NERY JÚNIOR, Nelson; MACHADO, Martha de Toledo. O estatuto da criança e do adolescente e o novo código civil à luz da constituição federal: princípio da especialidade e direito intertemporal. Revista de Direito Privado, São Paulo, v.3, n.12, p. 9-49, out./dez. 2002.
Notas
-
A Teoria dos Direitos Fundamentais, bem como a Teoria de Argumentação Jurídica, elaboradas por Robert Alexy estão longe de serem unanimidades na doutrina. Juristas como Giorgio Del Vecchio, Norberto Bobbio, Ronald Dworkin, Klaus Günther e filósofos como Jüngen Habermas apresentaram visões críticas das Teorias desenvolvidas por Alexy, apresentando suas próprias teorias aplicáveis ao caso aqui analisado. Para levar o leitor a um melhor embasamento crítico das teorias existentes, recomenda-se, além das obras originais: BARCELLOS, Ana Paula de. A Eficácia Jurídica dos Princípios Constitucionais – O princípio da dignidade da pessoa humana. Rio de Janeiro – São Paulo: Renovar, 2001. 327 p.

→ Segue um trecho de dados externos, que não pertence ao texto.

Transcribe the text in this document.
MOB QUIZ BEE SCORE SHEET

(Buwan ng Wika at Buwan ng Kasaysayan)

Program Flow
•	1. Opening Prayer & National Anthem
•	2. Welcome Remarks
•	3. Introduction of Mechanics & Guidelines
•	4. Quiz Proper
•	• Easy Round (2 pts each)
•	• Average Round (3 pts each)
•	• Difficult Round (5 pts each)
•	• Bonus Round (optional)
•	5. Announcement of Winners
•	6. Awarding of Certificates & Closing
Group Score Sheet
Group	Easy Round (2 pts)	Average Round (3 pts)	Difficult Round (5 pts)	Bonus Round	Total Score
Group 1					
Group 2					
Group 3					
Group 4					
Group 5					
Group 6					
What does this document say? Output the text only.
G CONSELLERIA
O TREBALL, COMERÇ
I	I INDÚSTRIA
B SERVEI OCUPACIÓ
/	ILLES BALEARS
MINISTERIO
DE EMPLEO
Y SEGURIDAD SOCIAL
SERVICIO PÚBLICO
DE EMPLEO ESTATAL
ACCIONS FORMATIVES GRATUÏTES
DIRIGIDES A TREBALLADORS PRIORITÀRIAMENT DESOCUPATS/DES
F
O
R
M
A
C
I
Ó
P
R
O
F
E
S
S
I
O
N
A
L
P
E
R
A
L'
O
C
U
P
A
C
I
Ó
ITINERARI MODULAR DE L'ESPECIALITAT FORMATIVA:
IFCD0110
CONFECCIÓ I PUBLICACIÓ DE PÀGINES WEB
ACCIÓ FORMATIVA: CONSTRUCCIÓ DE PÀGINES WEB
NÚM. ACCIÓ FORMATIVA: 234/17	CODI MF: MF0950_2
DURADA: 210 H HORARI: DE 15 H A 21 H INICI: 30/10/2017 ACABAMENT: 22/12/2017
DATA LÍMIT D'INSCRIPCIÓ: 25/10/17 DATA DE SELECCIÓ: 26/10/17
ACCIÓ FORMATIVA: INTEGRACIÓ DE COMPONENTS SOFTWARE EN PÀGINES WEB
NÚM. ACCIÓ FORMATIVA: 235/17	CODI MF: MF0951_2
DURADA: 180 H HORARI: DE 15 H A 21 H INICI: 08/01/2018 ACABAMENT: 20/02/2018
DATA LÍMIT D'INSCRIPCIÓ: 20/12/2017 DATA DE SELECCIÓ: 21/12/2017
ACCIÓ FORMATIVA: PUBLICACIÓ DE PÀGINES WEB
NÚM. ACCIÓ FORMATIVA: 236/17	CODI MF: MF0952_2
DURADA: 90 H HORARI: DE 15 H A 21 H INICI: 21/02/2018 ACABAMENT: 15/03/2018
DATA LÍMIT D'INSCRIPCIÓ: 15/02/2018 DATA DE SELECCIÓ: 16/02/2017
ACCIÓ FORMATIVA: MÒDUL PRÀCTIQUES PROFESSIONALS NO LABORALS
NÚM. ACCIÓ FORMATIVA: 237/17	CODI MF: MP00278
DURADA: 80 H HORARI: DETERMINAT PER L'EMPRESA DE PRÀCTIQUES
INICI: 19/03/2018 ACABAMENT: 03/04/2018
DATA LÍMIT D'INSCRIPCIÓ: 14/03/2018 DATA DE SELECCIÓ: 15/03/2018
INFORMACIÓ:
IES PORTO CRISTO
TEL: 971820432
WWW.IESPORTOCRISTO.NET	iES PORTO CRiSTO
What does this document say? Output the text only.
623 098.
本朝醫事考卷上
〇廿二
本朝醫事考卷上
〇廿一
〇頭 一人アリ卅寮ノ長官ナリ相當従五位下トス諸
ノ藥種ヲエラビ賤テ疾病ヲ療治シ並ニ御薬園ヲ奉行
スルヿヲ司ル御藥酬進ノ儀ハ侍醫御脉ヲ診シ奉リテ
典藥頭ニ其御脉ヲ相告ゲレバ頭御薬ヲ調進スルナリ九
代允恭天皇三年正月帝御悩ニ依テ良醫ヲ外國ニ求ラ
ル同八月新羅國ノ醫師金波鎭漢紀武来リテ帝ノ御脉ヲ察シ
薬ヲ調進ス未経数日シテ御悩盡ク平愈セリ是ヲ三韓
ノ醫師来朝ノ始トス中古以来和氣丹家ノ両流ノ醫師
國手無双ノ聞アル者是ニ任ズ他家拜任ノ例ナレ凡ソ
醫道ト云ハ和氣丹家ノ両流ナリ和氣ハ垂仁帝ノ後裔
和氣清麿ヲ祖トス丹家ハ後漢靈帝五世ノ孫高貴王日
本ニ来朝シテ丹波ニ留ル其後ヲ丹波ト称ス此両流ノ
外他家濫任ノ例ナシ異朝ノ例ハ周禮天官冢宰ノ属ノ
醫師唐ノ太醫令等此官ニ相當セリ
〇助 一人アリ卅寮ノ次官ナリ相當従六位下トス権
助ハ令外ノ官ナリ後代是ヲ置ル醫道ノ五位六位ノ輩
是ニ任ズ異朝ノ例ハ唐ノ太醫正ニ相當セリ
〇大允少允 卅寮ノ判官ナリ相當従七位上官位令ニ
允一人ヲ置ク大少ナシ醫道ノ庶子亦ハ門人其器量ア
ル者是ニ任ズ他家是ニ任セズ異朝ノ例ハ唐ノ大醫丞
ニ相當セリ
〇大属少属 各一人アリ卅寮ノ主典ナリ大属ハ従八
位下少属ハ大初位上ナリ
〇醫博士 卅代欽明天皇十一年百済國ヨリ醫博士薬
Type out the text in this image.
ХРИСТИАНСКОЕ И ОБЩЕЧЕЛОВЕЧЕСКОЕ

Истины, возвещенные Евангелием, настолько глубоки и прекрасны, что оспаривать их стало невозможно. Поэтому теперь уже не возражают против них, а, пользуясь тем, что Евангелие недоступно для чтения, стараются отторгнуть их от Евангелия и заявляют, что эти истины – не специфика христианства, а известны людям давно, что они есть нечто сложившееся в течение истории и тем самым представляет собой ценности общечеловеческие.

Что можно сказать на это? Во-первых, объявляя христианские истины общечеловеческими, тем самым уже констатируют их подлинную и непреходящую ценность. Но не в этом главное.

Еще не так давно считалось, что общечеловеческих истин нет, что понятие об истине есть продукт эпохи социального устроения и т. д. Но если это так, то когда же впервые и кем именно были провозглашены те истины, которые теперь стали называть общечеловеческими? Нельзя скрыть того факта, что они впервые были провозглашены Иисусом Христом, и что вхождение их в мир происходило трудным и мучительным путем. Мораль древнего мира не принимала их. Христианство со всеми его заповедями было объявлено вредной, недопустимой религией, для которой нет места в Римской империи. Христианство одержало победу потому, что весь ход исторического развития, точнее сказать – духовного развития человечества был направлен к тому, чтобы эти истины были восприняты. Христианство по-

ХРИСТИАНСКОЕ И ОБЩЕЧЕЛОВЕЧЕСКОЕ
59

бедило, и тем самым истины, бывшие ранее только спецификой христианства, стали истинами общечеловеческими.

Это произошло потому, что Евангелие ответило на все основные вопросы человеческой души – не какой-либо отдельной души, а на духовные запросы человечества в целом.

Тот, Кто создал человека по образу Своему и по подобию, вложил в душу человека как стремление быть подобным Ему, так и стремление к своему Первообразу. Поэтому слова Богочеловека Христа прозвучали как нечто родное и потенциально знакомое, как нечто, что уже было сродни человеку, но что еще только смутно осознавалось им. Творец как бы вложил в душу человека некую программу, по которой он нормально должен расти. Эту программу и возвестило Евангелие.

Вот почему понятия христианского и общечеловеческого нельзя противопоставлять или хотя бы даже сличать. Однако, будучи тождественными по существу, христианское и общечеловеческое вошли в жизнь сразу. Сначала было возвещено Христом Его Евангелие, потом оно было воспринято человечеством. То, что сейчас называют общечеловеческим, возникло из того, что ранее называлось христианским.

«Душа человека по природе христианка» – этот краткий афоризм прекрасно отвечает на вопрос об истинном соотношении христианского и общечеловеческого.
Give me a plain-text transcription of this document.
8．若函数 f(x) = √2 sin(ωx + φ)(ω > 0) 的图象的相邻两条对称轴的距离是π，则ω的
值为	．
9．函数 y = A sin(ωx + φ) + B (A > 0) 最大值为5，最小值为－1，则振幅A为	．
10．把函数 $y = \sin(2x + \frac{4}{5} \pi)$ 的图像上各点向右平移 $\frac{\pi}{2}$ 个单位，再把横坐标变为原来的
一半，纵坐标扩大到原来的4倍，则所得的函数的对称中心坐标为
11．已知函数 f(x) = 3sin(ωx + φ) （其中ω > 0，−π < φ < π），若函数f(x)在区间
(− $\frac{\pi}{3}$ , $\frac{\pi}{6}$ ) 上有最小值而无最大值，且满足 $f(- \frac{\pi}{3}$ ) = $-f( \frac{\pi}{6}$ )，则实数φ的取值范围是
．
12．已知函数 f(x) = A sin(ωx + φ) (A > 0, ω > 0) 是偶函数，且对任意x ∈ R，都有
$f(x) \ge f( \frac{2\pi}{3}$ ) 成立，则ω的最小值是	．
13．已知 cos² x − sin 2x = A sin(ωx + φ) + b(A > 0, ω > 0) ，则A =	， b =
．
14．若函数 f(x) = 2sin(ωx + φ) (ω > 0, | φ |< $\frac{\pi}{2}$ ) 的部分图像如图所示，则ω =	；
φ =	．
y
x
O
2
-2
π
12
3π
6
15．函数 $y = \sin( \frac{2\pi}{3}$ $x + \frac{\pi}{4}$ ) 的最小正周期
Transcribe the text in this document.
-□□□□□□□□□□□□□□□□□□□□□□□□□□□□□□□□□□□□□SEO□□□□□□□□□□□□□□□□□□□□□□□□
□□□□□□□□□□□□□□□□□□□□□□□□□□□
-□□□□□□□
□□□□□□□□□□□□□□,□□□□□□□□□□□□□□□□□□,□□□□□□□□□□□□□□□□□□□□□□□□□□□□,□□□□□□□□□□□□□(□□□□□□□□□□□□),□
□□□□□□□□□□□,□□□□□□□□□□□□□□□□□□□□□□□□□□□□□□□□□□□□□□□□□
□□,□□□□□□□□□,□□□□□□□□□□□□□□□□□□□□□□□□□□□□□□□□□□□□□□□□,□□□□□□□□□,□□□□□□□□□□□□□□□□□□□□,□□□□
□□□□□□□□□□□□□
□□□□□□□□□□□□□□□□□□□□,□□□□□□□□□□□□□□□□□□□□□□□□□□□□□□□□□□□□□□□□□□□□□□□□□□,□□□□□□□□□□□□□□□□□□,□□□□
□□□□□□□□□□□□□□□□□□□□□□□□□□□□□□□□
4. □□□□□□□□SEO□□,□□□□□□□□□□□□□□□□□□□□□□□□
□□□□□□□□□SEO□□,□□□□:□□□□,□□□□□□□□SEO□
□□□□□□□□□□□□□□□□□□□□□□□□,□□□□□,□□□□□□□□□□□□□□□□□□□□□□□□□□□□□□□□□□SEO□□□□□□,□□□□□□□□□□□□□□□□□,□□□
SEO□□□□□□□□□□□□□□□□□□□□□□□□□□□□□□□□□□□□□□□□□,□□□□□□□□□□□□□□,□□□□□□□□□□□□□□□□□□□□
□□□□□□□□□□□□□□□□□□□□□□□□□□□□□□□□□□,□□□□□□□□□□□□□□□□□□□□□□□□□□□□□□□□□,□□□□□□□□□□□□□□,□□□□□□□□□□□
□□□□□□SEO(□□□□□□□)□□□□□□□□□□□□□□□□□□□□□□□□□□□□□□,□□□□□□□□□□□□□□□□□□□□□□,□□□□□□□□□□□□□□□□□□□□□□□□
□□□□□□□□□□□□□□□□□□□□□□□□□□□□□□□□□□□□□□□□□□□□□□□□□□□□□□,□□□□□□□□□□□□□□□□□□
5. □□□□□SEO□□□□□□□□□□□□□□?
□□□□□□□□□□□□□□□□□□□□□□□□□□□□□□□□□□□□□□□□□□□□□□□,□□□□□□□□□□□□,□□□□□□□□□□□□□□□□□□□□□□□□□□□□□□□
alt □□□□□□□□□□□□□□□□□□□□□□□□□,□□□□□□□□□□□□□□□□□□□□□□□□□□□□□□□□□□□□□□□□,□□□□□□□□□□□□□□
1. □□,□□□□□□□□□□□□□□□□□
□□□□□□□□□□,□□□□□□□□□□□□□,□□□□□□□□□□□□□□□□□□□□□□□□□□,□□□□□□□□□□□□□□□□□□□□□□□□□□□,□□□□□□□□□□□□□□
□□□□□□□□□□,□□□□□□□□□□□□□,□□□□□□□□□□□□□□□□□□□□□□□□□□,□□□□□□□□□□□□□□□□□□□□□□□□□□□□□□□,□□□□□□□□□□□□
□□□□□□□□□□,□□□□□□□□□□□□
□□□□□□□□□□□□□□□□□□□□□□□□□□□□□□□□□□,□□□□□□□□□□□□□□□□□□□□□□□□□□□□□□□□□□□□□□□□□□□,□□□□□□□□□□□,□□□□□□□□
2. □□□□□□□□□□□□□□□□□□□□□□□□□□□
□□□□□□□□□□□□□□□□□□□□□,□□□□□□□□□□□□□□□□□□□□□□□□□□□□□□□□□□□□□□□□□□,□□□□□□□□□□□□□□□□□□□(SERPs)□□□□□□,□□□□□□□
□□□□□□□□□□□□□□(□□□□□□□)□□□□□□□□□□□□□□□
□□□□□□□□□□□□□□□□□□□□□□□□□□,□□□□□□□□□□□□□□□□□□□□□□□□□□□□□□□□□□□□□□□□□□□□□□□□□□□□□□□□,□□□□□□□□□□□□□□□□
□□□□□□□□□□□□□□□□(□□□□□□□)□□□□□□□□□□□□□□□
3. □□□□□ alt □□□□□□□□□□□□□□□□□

Neste trabalho não se visa maiores esclarecimentos da polêmica doutrinária e jurisprudencial acerca de serem os princípios constitucionais normas com eficácia positiva ou normas programáticas, ou seja, se são aplicáveis ou se não possuem valor de imposição ou coerção pelo Estado. Sobre o tema: BARROSO, Luís Roberto. O Direito Constitucional e a efetividade de suas normas. 7 ed., Rio de Janeiro – São Paulo: Renovar, 2003. 369 p. e SARLET, Ingo Wolfgang. A eficácia dos direitos fundamentais. 4. ed., Porto Alegre: Livraria do Advogado, 2004. 158 p.